1. Understand the structural composition and assembly process of the equipment to be inspected. Master the requirements of the equipment and identify the key suspicious areas that require leak detection.

2. Based on the requirements of the maximum allowable leakage rate and whether it is necessary to find the specific location of the leakage hole, and starting from the principles of economy, speed, and reliability, correctly select the leakage detection method or instrument, prepare the necessary auxiliary equipment for leakage detection, and formulate a practical and feasible leakage detection program.

3. Clean the inspected parts properly, remove welding slag and oil stains, clean them according to vacuum hygiene conditions, and dry them. For small devices with high requirements. After cleaning treatment, it can be baked in a vacuum drying oven.

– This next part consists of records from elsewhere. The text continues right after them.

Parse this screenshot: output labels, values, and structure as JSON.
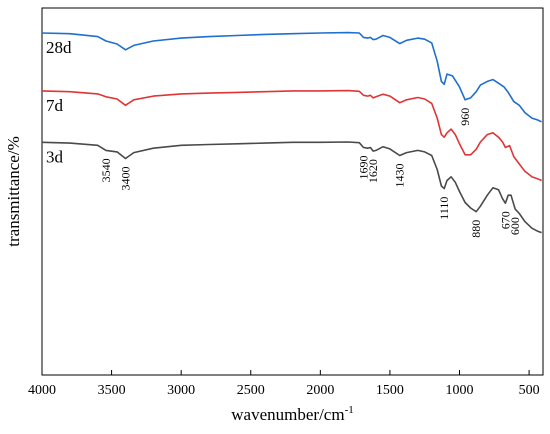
{
  "chart_data": {
    "type": "line",
    "title": "",
    "xlabel": "wavenumber/cm",
    "xlabel_superscript": "-1",
    "ylabel": "transmittance/%",
    "xlim": [
      4000,
      400
    ],
    "x_reversed": true,
    "yticks_shown": false,
    "grid": false,
    "xticks": [
      {
        "value": 4000,
        "label": "4000"
      },
      {
        "value": 3500,
        "label": "3500"
      },
      {
        "value": 3000,
        "label": "3000"
      },
      {
        "value": 2500,
        "label": "2500"
      },
      {
        "value": 2000,
        "label": "2000"
      },
      {
        "value": 1500,
        "label": "1500"
      },
      {
        "value": 1000,
        "label": "1000"
      },
      {
        "value": 500,
        "label": "500"
      }
    ],
    "series": [
      {
        "name": "28d",
        "color": "#1f6fcc",
        "points": [
          [
            4000,
            0.932
          ],
          [
            3800,
            0.93
          ],
          [
            3600,
            0.922
          ],
          [
            3540,
            0.91
          ],
          [
            3460,
            0.902
          ],
          [
            3400,
            0.886
          ],
          [
            3340,
            0.898
          ],
          [
            3200,
            0.91
          ],
          [
            3000,
            0.918
          ],
          [
            2800,
            0.922
          ],
          [
            2600,
            0.925
          ],
          [
            2400,
            0.928
          ],
          [
            2200,
            0.93
          ],
          [
            2000,
            0.932
          ],
          [
            1800,
            0.933
          ],
          [
            1720,
            0.932
          ],
          [
            1690,
            0.92
          ],
          [
            1660,
            0.918
          ],
          [
            1640,
            0.92
          ],
          [
            1620,
            0.914
          ],
          [
            1600,
            0.915
          ],
          [
            1550,
            0.925
          ],
          [
            1500,
            0.92
          ],
          [
            1430,
            0.903
          ],
          [
            1380,
            0.912
          ],
          [
            1300,
            0.918
          ],
          [
            1250,
            0.915
          ],
          [
            1200,
            0.905
          ],
          [
            1160,
            0.855
          ],
          [
            1130,
            0.8
          ],
          [
            1110,
            0.792
          ],
          [
            1090,
            0.82
          ],
          [
            1050,
            0.815
          ],
          [
            1000,
            0.785
          ],
          [
            960,
            0.75
          ],
          [
            920,
            0.755
          ],
          [
            880,
            0.772
          ],
          [
            850,
            0.79
          ],
          [
            800,
            0.8
          ],
          [
            760,
            0.805
          ],
          [
            720,
            0.795
          ],
          [
            680,
            0.785
          ],
          [
            650,
            0.77
          ],
          [
            610,
            0.745
          ],
          [
            570,
            0.735
          ],
          [
            530,
            0.715
          ],
          [
            480,
            0.7
          ],
          [
            440,
            0.695
          ],
          [
            410,
            0.69
          ]
        ]
      },
      {
        "name": "7d",
        "color": "#e03535",
        "points": [
          [
            4000,
            0.774
          ],
          [
            3800,
            0.772
          ],
          [
            3600,
            0.766
          ],
          [
            3540,
            0.758
          ],
          [
            3460,
            0.752
          ],
          [
            3400,
            0.735
          ],
          [
            3340,
            0.75
          ],
          [
            3200,
            0.76
          ],
          [
            3000,
            0.766
          ],
          [
            2800,
            0.768
          ],
          [
            2600,
            0.77
          ],
          [
            2400,
            0.772
          ],
          [
            2200,
            0.774
          ],
          [
            2000,
            0.774
          ],
          [
            1800,
            0.775
          ],
          [
            1720,
            0.773
          ],
          [
            1690,
            0.762
          ],
          [
            1660,
            0.76
          ],
          [
            1640,
            0.762
          ],
          [
            1620,
            0.755
          ],
          [
            1600,
            0.758
          ],
          [
            1550,
            0.765
          ],
          [
            1500,
            0.76
          ],
          [
            1430,
            0.742
          ],
          [
            1380,
            0.75
          ],
          [
            1300,
            0.756
          ],
          [
            1250,
            0.752
          ],
          [
            1200,
            0.74
          ],
          [
            1160,
            0.7
          ],
          [
            1130,
            0.655
          ],
          [
            1110,
            0.648
          ],
          [
            1090,
            0.66
          ],
          [
            1060,
            0.67
          ],
          [
            1030,
            0.655
          ],
          [
            1000,
            0.63
          ],
          [
            960,
            0.6
          ],
          [
            920,
            0.6
          ],
          [
            880,
            0.615
          ],
          [
            850,
            0.635
          ],
          [
            800,
            0.655
          ],
          [
            760,
            0.66
          ],
          [
            720,
            0.648
          ],
          [
            690,
            0.635
          ],
          [
            670,
            0.62
          ],
          [
            640,
            0.625
          ],
          [
            610,
            0.595
          ],
          [
            570,
            0.575
          ],
          [
            530,
            0.555
          ],
          [
            480,
            0.54
          ],
          [
            440,
            0.535
          ],
          [
            410,
            0.53
          ]
        ]
      },
      {
        "name": "3d",
        "color": "#4a4a4a",
        "points": [
          [
            4000,
            0.634
          ],
          [
            3800,
            0.632
          ],
          [
            3600,
            0.626
          ],
          [
            3540,
            0.612
          ],
          [
            3460,
            0.608
          ],
          [
            3400,
            0.59
          ],
          [
            3340,
            0.606
          ],
          [
            3200,
            0.618
          ],
          [
            3000,
            0.626
          ],
          [
            2800,
            0.628
          ],
          [
            2600,
            0.63
          ],
          [
            2400,
            0.632
          ],
          [
            2200,
            0.634
          ],
          [
            2000,
            0.634
          ],
          [
            1800,
            0.635
          ],
          [
            1720,
            0.633
          ],
          [
            1690,
            0.62
          ],
          [
            1660,
            0.618
          ],
          [
            1640,
            0.62
          ],
          [
            1620,
            0.61
          ],
          [
            1600,
            0.612
          ],
          [
            1550,
            0.622
          ],
          [
            1500,
            0.616
          ],
          [
            1430,
            0.598
          ],
          [
            1380,
            0.606
          ],
          [
            1300,
            0.612
          ],
          [
            1250,
            0.608
          ],
          [
            1200,
            0.598
          ],
          [
            1160,
            0.56
          ],
          [
            1130,
            0.515
          ],
          [
            1110,
            0.508
          ],
          [
            1090,
            0.53
          ],
          [
            1060,
            0.54
          ],
          [
            1030,
            0.525
          ],
          [
            1000,
            0.5
          ],
          [
            960,
            0.47
          ],
          [
            920,
            0.455
          ],
          [
            880,
            0.445
          ],
          [
            850,
            0.46
          ],
          [
            800,
            0.49
          ],
          [
            760,
            0.51
          ],
          [
            720,
            0.505
          ],
          [
            690,
            0.48
          ],
          [
            670,
            0.468
          ],
          [
            650,
            0.49
          ],
          [
            630,
            0.49
          ],
          [
            600,
            0.452
          ],
          [
            570,
            0.44
          ],
          [
            530,
            0.418
          ],
          [
            480,
            0.4
          ],
          [
            440,
            0.392
          ],
          [
            410,
            0.388
          ]
        ]
      }
    ],
    "annotations": [
      {
        "text": "3540",
        "x": 3540,
        "series": "3d"
      },
      {
        "text": "3400",
        "x": 3400,
        "series": "3d"
      },
      {
        "text": "1690",
        "x": 1690,
        "series": "3d"
      },
      {
        "text": "1620",
        "x": 1620,
        "series": "3d"
      },
      {
        "text": "1430",
        "x": 1430,
        "series": "3d"
      },
      {
        "text": "1110",
        "x": 1110,
        "series": "3d"
      },
      {
        "text": "880",
        "x": 880,
        "series": "3d"
      },
      {
        "text": "670",
        "x": 670,
        "series": "3d"
      },
      {
        "text": "600",
        "x": 600,
        "series": "3d"
      },
      {
        "text": "960",
        "x": 960,
        "series": "28d"
      }
    ]
  }
}
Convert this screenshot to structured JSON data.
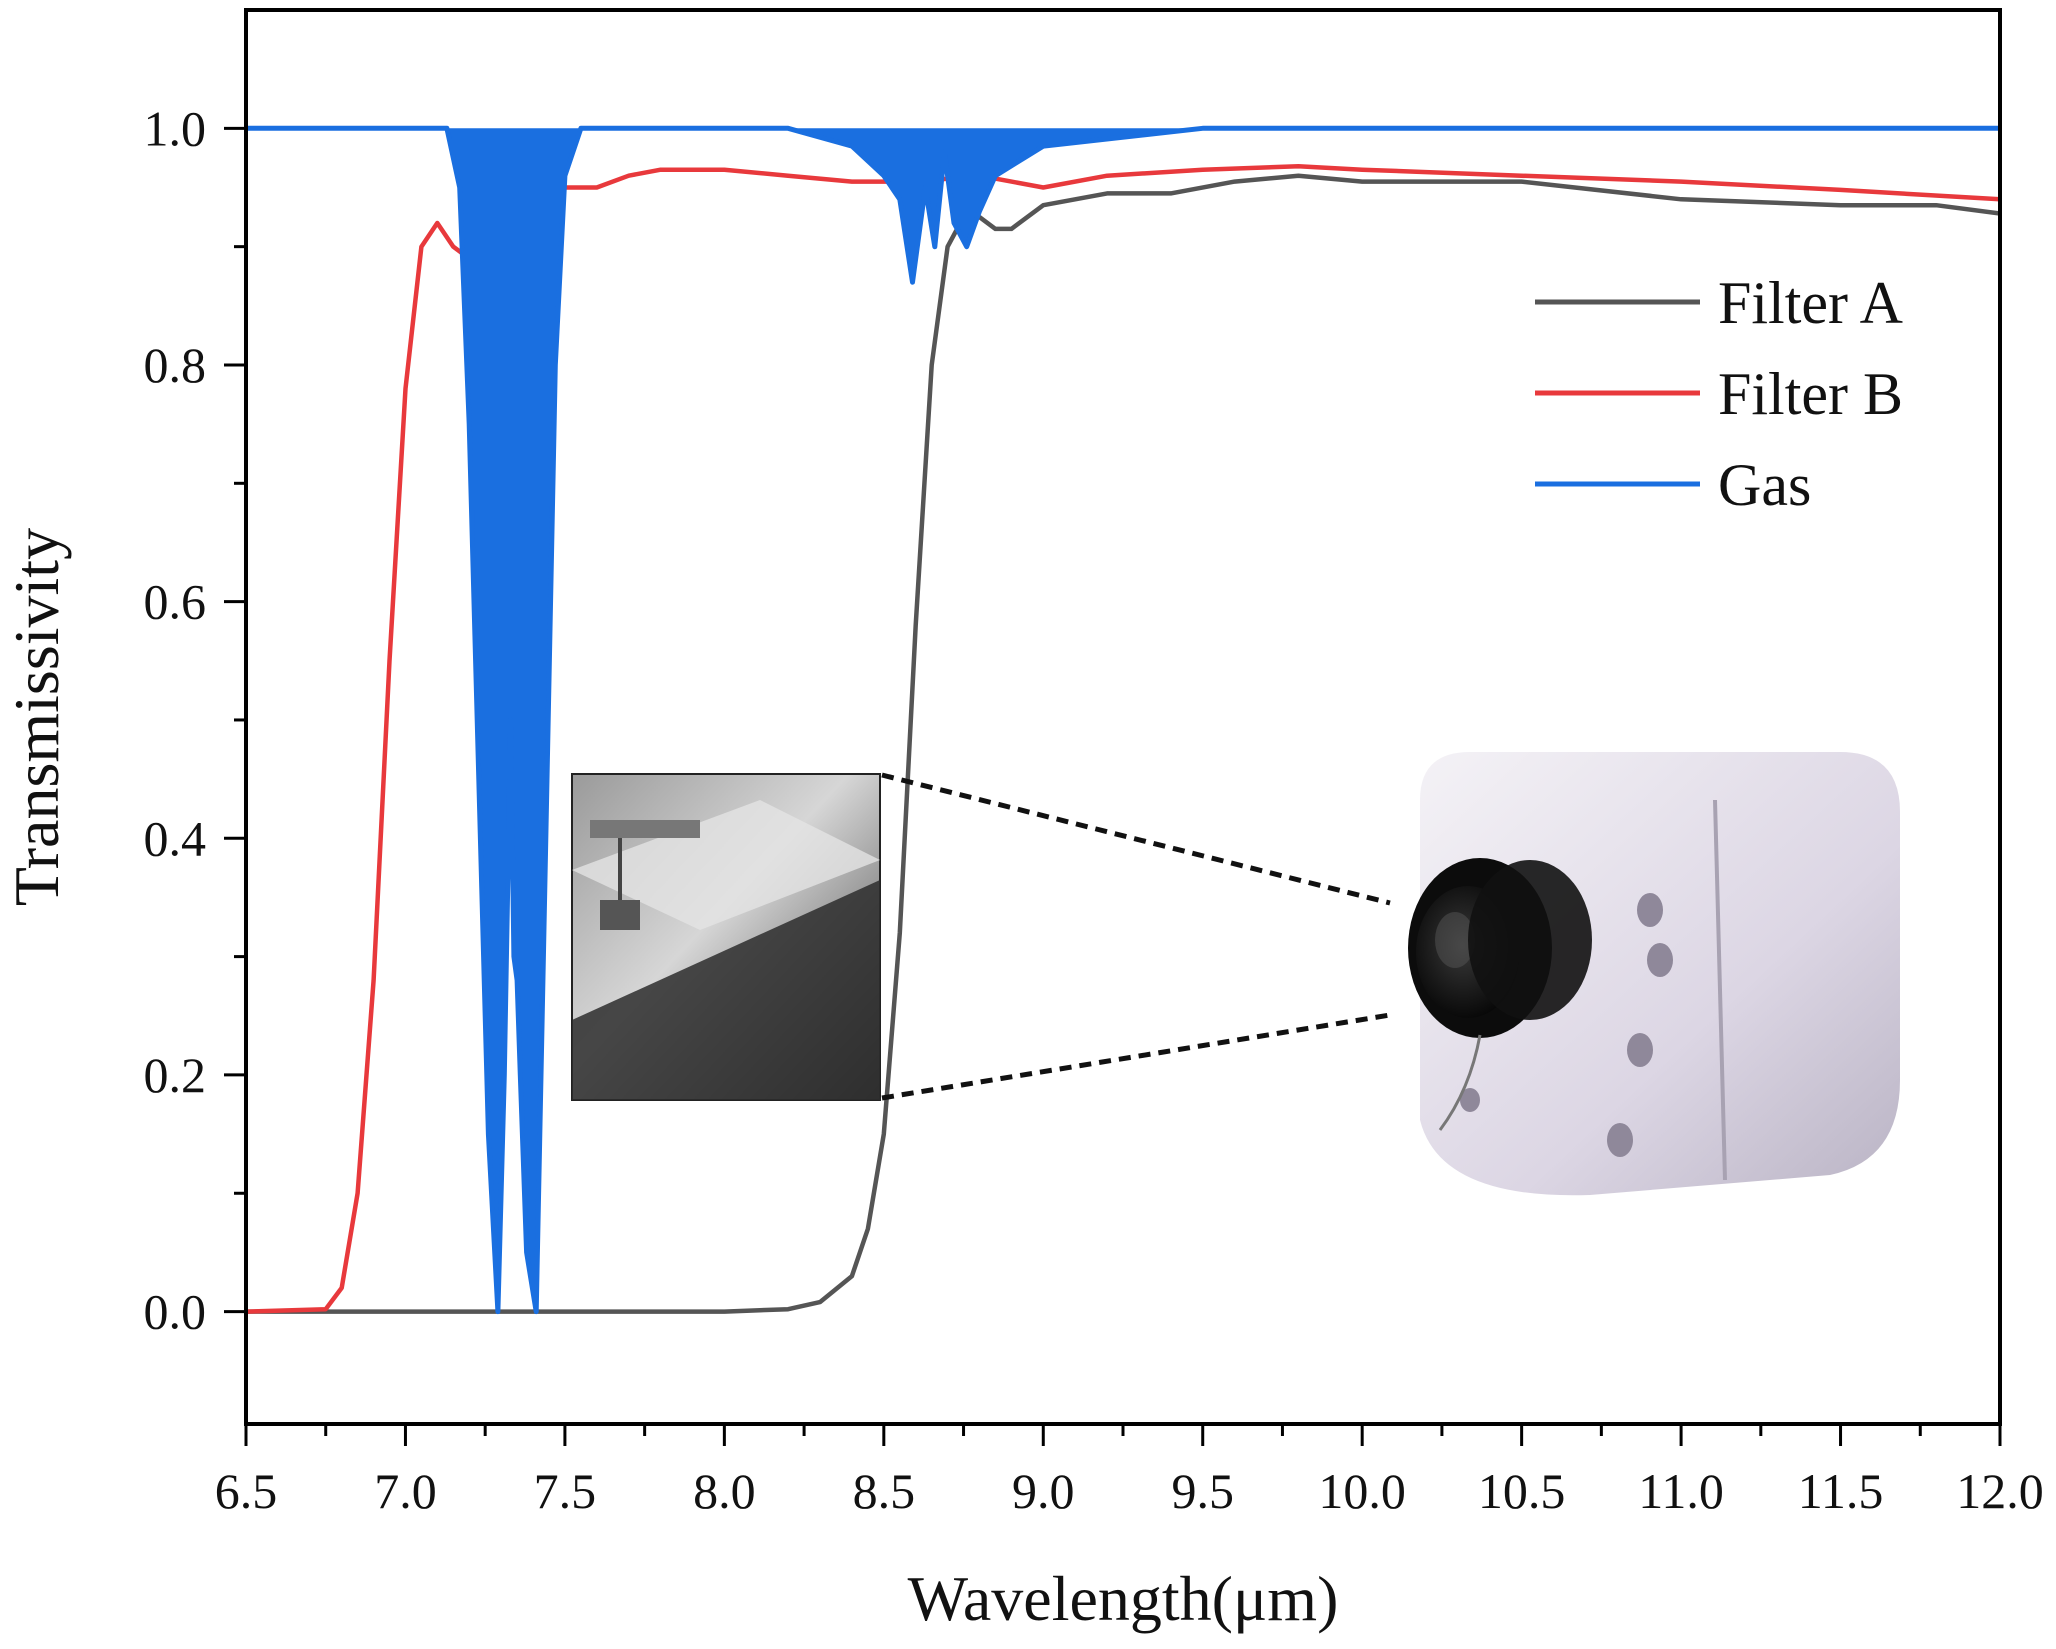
{
  "chart_data": {
    "type": "line",
    "xlabel": "Wavelength(μm)",
    "ylabel": "Transmissivity",
    "xlim": [
      6.5,
      12.0
    ],
    "ylim": [
      -0.095,
      1.1
    ],
    "grid": false,
    "legend_position": "top-right",
    "x_ticks": [
      "6.5",
      "7.0",
      "7.5",
      "8.0",
      "8.5",
      "9.0",
      "9.5",
      "10.0",
      "10.5",
      "11.0",
      "11.5",
      "12.0"
    ],
    "y_ticks": [
      "0.0",
      "0.2",
      "0.4",
      "0.6",
      "0.8",
      "1.0"
    ],
    "legend": [
      "Filter A",
      "Filter B",
      "Gas"
    ],
    "colors": {
      "filter_a": "#555555",
      "filter_b": "#e8393c",
      "gas": "#1a6fe0"
    },
    "series": [
      {
        "name": "Filter A",
        "x": [
          6.5,
          7.0,
          7.5,
          8.0,
          8.2,
          8.3,
          8.4,
          8.45,
          8.5,
          8.55,
          8.6,
          8.65,
          8.7,
          8.75,
          8.8,
          8.85,
          8.9,
          9.0,
          9.1,
          9.2,
          9.4,
          9.6,
          9.8,
          10.0,
          10.5,
          11.0,
          11.5,
          11.8,
          12.0
        ],
        "y": [
          0.0,
          0.0,
          0.0,
          0.0,
          0.002,
          0.008,
          0.03,
          0.07,
          0.15,
          0.32,
          0.58,
          0.8,
          0.9,
          0.925,
          0.925,
          0.915,
          0.915,
          0.935,
          0.94,
          0.945,
          0.945,
          0.955,
          0.96,
          0.955,
          0.955,
          0.94,
          0.935,
          0.935,
          0.928
        ]
      },
      {
        "name": "Filter B",
        "x": [
          6.5,
          6.75,
          6.8,
          6.85,
          6.9,
          6.95,
          7.0,
          7.05,
          7.1,
          7.15,
          7.2,
          7.3,
          7.4,
          7.5,
          7.6,
          7.7,
          7.8,
          8.0,
          8.2,
          8.4,
          8.6,
          8.8,
          8.9,
          9.0,
          9.2,
          9.5,
          9.8,
          10.0,
          10.5,
          11.0,
          11.5,
          12.0
        ],
        "y": [
          0.0,
          0.002,
          0.02,
          0.1,
          0.28,
          0.55,
          0.78,
          0.9,
          0.92,
          0.9,
          0.89,
          0.93,
          0.95,
          0.95,
          0.95,
          0.96,
          0.965,
          0.965,
          0.96,
          0.955,
          0.955,
          0.96,
          0.955,
          0.95,
          0.96,
          0.965,
          0.968,
          0.965,
          0.96,
          0.955,
          0.948,
          0.94
        ]
      },
      {
        "name": "Gas",
        "x": [
          6.5,
          7.13,
          7.17,
          7.2,
          7.23,
          7.26,
          7.29,
          7.31,
          7.33,
          7.34,
          7.35,
          7.36,
          7.38,
          7.41,
          7.44,
          7.47,
          7.5,
          7.55,
          8.2,
          8.4,
          8.5,
          8.55,
          8.59,
          8.63,
          8.66,
          8.69,
          8.72,
          8.76,
          8.8,
          8.85,
          9.0,
          9.5,
          12.0
        ],
        "y": [
          1.0,
          1.0,
          0.95,
          0.75,
          0.45,
          0.15,
          0.0,
          0.2,
          0.5,
          0.3,
          0.28,
          0.2,
          0.05,
          0.0,
          0.4,
          0.8,
          0.96,
          1.0,
          1.0,
          0.985,
          0.96,
          0.94,
          0.87,
          0.95,
          0.9,
          0.98,
          0.92,
          0.9,
          0.93,
          0.96,
          0.985,
          1.0,
          1.0
        ]
      }
    ]
  }
}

After cleaning treatment, it can not only prevent leakage holes from being blocked by dirt, oil, organic solutions, etc., but also protect the leak detection instrument.

4. Calibrate the leak detection sensitivity of the selected leak detection methods and equipment, and determine the leak detection time of the leak detection system.

5. If vacuum leak detection method is used, in order to improve the sensitivity of the instrument, the inspected part should be evacuated to a higher vacuum as much as possible.

6. Where possible, priority should be given to using more economical and on-site leak detection methods.

7. When using helium mass spectrometry leak detection equipment for leak detection, for the tested parts that do not require high leak detection or have large leaks, it is recommended to use helium gas with lower concentration for leak detection in the early stage of leak detection, and then perform leak detection for small leaks to save helium gas.

8. Timely repair and block the detected large leaks before conducting leak detection on small leaks.

9. Conduct a re inspection of the detected and repaired leaks to ensure that the leak detection results meet the requirements.